December 2015 employment numbers better than 2014
CHERYL SCHWEIZER | Hagadone News Network | UPDATED 10 years, 1 month AGO
Senior Reporter Cheryl Schweizer is a journalist with more than 30 years of experience serving small communities in the Pacific Northwest. She began her post-high-school education at Treasure Valley Community College and enerned her journalism degree at Oregon State University. After working for multiple publications, she has settled down at the Columbia Basin Herald and has been a staple of the newsroom for more than a decade. Schweizer’s dedication to her communities and profession has earned her the nickname “The Baroness of Bylines.” She covers a variety of beats including health, business and various municipalities. | February 6, 2016 5:00 AM
MOSES LAKE — Unemployment dropped more that a full percentage point between December 2014 and December 2015. But unemployment traditionally drops in the summer and increases in the fall, and it followed that trend in 2015 with unemployment in December 2015 higher than in November 2015.
The “not seasonally adjusted” unemployment rate was 9.4 percent in December 2015, compared with 10.5 percent in December 2014. The Grant County unemployment rate was 7.1 percent in November 2015.
“The last time a December unemployment rate was this low in Grant County was eight years ago, in December 2007, when the rate was 7.9 percent,” wrote Donald Meseck, regional labor economist for the Washington Employment Security Department.
But Grant County job growth in 2015 lagged behind the rest of the state, Meseck said. Grant County provided 400 new nonfarm jobs in 2015, about 1.4 percent, half the state’s 2.8 percent job growth. Even though unemployment went down in 2015, the county had fewer jobs in December 2015 than they did in December 2014. Overall, jobs went from 29,080 in December 2014 to 28,330 in December 2015.
According to preliminary estimates, nonfarm employers provided 750 fewer jobs in December 2015 than December 2014, Meseck said. The manufacturing sector lost jobs in 2015, Meseck said. “This recent slowdown in manufacturing employment has been centered in non-durable goods manufacturing, primarily in food processing, which registered year-over-year job losses in October, November and December 2015.”

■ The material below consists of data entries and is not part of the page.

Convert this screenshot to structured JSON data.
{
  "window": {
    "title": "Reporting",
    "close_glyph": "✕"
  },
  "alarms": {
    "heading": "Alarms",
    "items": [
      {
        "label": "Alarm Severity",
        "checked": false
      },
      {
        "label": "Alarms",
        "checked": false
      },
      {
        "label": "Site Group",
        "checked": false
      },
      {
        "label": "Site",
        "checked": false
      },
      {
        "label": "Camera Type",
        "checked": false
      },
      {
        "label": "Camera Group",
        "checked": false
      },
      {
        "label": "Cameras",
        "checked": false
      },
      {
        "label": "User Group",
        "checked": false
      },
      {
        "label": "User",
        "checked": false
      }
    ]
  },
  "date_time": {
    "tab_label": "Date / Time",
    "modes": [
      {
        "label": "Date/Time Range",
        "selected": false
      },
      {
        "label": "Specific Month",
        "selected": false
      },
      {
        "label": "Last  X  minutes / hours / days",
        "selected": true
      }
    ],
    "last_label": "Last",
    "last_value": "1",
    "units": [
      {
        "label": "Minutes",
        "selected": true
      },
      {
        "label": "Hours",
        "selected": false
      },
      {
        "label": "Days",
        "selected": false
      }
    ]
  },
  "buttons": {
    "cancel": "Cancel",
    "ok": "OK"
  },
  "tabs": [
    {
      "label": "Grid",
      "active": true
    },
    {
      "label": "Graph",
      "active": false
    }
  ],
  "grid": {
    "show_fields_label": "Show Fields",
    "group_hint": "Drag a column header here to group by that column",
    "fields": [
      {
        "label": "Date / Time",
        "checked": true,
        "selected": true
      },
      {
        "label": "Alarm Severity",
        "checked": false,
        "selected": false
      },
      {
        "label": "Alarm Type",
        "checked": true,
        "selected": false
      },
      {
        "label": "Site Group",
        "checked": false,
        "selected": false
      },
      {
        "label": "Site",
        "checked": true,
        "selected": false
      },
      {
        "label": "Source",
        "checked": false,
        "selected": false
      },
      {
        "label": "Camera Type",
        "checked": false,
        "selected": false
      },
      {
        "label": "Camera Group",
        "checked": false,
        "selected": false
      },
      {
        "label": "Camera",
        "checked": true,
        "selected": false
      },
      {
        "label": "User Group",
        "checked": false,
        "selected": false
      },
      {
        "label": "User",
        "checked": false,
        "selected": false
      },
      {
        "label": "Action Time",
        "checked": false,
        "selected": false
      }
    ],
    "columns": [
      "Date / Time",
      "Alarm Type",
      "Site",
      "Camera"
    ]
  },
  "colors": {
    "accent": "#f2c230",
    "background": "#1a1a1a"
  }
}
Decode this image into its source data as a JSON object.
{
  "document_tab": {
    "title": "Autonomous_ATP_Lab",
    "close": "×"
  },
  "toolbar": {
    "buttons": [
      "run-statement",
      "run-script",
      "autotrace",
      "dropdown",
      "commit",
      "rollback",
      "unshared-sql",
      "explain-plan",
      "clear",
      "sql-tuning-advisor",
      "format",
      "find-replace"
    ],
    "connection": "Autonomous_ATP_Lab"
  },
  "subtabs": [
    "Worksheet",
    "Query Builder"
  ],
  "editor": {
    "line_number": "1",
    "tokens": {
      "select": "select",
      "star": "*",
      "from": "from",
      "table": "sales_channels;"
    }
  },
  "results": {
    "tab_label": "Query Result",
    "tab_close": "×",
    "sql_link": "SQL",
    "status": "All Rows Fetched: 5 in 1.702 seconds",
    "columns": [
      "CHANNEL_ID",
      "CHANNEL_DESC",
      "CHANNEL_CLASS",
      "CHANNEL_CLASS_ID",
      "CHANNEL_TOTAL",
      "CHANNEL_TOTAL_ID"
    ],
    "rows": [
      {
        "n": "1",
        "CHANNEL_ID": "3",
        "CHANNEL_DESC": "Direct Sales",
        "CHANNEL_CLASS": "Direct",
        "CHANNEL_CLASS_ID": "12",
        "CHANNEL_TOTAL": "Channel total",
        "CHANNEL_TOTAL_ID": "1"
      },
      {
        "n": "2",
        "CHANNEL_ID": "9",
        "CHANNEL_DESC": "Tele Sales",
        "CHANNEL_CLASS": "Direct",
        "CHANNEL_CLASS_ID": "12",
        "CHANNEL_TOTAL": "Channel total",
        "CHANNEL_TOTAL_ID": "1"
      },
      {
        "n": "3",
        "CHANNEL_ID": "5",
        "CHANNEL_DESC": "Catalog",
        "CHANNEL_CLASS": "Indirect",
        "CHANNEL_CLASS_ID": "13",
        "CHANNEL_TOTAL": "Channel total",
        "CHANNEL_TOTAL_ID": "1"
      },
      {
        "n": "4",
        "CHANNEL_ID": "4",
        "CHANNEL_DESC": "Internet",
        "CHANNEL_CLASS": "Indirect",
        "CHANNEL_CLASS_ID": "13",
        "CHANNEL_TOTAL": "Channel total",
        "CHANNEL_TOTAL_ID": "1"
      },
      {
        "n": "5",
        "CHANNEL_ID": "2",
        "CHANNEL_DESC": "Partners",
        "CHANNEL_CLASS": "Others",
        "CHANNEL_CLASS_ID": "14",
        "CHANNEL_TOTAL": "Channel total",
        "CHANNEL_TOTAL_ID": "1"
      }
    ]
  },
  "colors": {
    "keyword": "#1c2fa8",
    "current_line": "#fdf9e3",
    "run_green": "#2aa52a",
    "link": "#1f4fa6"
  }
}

The “mining, logging and construction” sector, which is mostly construction in Grant County, also shed jobs in 2015, he said. The construction sector lost about 140 jobs year-over-year, a contraction of about 11.8 percent. Retail employment in Grant County posted year-over-year gains between March and November, before dropping in December. It was also lower than December 2014.
The professional and business services sector saw a substantial contraction year-over-year. There were 1,480 jobs in professional and business services jobs in December 2015, compared with 1,920 in December 2014, a 22.9 percent decrease.
A 10-year analysis, 2004 to 2014, of agricultural employment and production also was included in the December report.
The report analyzes data for employees covered under the Washington Employment Security Act. Total covered employment in agriculture rose 22.3 percent during the decade, Meseck wrote. Total agricultural employment rose 3.9 percent. The agricultural payroll almost doubled, from $134.6 million in 2004 to $263 million in 2014, a 95.3 percent increase. “In 2004 Grant County’s agricultural industry accounted for 16.4 percent of total covered wages (in the county). In 2014 agricultural wages accounted for 18.9 percent of total covered payroll countywide. Hence, agricultural wages rose 2.5 percentage points in Grant County during the past 10 years.”